Collection Factory Methods
Collection factory methods — List.of(...), Set.of(...), and Map.of(...)/Map.ofEntries(...) — introduced in Java 9, provide a concise, standard way to create small, fixed-content, genuinely immutable collections in a single expression, replacing the previously common but verbose combination of Arrays.asList(...), Collections.unmodifiableList(...), and manual add() calls, none of which produced a collection that was both concise to write and fully immutable. This entry covers exactly what problem these factories solve compared to the older idioms, the specific immutability and null-rejection guarantees they provide (which are stricter than Collections.unmodifiableXxx), their behavior around duplicate keys/elements, and important caveats around mutability expectations and performance for very small collections.
Private Interface Methods
Private interface methods, introduced in Java 9, allow an interface to declare methods marked private — with a full method body — that are accessible only from within that same interface (from its default methods, its other private methods, and its private static methods), but completely invisible to implementing classes and to any code outside the interface.

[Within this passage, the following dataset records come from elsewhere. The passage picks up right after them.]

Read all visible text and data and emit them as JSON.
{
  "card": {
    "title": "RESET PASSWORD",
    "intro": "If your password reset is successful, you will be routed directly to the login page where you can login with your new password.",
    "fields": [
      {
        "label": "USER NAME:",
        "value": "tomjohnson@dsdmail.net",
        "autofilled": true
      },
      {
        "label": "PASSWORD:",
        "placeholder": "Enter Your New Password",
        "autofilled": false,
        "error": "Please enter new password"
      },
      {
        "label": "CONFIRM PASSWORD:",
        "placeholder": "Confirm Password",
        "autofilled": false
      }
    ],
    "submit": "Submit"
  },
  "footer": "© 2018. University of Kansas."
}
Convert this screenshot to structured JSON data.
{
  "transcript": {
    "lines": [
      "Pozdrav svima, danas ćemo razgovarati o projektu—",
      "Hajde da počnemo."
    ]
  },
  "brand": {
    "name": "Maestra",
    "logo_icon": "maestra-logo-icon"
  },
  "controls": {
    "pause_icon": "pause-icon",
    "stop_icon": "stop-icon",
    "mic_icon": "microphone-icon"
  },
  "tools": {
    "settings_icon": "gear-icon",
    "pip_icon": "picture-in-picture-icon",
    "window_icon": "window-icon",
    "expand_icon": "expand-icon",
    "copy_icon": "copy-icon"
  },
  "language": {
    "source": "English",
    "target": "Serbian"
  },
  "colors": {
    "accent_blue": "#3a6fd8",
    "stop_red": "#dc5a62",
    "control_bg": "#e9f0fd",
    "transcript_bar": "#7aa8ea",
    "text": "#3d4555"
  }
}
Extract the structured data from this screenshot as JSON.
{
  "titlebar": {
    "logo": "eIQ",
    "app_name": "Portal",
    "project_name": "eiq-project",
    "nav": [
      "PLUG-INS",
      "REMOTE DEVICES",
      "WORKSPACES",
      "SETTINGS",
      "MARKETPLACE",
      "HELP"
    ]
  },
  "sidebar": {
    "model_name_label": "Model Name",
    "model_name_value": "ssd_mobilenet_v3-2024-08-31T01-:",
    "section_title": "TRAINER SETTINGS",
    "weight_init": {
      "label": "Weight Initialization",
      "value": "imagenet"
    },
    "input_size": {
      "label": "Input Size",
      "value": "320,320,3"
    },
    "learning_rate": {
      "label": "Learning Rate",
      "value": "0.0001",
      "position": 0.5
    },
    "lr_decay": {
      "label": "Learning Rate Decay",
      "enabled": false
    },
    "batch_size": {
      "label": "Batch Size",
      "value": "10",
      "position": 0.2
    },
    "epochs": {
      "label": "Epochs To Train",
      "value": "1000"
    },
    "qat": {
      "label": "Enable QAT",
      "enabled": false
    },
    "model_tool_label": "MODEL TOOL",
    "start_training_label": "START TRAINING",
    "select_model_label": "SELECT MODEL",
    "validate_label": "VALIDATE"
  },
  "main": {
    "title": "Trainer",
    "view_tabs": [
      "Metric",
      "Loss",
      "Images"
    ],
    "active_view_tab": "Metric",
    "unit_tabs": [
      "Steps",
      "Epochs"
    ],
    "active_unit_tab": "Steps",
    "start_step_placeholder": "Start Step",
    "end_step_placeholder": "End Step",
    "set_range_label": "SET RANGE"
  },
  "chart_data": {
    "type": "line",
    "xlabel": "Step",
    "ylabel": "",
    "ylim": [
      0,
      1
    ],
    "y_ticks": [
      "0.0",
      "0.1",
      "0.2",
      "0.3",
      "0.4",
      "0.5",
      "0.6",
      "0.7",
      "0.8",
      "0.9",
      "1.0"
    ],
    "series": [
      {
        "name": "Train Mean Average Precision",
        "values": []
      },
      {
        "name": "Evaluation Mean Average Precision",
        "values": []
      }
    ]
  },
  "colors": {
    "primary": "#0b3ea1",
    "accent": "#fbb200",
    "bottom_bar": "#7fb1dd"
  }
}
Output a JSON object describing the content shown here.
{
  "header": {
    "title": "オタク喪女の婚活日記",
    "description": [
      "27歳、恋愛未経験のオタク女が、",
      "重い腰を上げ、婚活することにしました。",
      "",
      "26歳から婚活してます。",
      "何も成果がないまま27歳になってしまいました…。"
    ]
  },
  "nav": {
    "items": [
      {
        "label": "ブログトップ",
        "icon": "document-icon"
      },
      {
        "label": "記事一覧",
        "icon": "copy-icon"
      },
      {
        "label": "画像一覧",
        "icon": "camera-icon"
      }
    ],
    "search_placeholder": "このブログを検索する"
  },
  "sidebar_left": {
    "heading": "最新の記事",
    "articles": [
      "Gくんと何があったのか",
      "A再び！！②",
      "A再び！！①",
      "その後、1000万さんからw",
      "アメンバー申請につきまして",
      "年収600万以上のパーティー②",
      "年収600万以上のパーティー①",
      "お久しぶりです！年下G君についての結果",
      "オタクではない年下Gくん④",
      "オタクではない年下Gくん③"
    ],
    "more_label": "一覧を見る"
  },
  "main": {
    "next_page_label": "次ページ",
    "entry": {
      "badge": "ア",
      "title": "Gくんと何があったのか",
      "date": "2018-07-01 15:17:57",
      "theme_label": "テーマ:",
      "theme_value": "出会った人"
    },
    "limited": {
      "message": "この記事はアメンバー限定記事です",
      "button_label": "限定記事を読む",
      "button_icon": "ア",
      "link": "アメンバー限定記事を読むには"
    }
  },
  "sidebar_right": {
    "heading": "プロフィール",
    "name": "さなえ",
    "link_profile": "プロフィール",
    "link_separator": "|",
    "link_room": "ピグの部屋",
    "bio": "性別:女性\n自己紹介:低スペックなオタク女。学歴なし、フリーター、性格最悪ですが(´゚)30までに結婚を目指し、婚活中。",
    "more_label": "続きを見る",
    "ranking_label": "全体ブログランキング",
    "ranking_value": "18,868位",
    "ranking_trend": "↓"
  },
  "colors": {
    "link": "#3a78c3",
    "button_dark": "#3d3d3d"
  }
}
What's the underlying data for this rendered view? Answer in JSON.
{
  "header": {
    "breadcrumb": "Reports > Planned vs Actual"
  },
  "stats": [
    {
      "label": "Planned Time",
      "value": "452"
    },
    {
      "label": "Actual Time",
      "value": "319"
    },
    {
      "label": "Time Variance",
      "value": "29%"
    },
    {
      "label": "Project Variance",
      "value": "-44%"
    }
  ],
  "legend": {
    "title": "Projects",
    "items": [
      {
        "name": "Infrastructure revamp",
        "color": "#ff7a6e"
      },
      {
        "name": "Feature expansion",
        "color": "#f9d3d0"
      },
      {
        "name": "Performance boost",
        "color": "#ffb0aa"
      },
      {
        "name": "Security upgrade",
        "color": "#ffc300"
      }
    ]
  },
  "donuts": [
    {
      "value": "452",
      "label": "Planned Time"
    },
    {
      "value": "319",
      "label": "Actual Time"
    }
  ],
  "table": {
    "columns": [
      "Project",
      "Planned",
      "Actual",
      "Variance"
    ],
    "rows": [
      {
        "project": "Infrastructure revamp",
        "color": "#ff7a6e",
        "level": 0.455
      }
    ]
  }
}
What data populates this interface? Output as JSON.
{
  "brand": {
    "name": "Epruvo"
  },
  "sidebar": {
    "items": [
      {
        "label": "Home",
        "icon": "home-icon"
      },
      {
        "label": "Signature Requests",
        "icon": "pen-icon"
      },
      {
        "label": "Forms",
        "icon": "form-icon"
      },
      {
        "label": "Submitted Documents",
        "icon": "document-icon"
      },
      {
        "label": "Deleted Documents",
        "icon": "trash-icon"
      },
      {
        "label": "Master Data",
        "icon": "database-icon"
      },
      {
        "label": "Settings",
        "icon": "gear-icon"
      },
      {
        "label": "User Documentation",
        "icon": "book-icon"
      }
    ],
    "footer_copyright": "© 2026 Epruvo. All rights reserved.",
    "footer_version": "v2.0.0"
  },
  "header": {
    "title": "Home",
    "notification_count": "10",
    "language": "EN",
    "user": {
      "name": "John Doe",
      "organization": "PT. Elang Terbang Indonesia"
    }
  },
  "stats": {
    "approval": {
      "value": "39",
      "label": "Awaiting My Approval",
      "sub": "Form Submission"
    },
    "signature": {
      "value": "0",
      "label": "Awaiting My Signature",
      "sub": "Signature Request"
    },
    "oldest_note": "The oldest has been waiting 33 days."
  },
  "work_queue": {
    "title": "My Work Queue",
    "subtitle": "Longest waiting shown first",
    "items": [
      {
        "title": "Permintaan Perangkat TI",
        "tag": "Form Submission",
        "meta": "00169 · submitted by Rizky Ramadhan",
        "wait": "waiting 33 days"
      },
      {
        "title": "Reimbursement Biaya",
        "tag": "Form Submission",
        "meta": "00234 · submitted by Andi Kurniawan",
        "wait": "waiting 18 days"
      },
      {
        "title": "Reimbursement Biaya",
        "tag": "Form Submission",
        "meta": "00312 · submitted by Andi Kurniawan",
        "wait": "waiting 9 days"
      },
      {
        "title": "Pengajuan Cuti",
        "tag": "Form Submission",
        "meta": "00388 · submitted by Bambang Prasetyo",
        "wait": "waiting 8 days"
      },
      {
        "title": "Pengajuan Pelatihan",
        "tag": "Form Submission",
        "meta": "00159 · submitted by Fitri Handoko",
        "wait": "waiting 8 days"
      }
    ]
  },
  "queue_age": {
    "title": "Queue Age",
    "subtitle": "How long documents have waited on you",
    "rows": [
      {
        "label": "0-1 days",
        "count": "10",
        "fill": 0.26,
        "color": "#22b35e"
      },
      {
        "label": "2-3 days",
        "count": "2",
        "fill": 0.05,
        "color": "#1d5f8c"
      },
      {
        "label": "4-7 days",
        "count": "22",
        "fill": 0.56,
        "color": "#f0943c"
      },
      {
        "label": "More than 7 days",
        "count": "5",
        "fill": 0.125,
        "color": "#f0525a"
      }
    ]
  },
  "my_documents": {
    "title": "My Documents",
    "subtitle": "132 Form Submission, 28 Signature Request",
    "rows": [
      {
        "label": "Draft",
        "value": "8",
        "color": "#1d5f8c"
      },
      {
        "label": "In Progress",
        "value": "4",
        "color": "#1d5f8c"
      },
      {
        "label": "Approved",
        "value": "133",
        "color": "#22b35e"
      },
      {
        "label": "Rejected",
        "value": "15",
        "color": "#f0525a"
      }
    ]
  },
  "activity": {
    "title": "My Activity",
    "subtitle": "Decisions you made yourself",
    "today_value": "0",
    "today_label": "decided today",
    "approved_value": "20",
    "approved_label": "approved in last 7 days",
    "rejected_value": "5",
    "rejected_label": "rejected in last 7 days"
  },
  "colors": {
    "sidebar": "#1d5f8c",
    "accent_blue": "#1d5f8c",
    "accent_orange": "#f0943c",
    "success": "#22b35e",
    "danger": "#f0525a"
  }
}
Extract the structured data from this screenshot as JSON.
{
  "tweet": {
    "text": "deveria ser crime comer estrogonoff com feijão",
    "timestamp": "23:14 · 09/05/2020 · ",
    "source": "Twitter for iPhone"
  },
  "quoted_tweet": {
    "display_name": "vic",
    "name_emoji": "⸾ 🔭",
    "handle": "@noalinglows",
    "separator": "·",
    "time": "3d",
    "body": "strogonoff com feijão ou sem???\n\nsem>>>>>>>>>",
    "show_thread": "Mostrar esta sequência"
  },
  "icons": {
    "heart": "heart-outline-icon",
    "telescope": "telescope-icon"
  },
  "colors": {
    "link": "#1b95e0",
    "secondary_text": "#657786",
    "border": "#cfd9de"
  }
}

They close a code-duplication gap left after Java 8's default methods: when an interface has multiple default methods that share common logic, that shared logic previously either had to be duplicated in each default method or exposed as a public default method purely to enable reuse, polluting the interface's actual API surface with a method meant only for internal reuse. This entry covers the specific problem they solve, the distinction between private instance and private static interface methods, the rules governing what they can call and be called from, and how they interact with the broader default-method design Java established in version 8.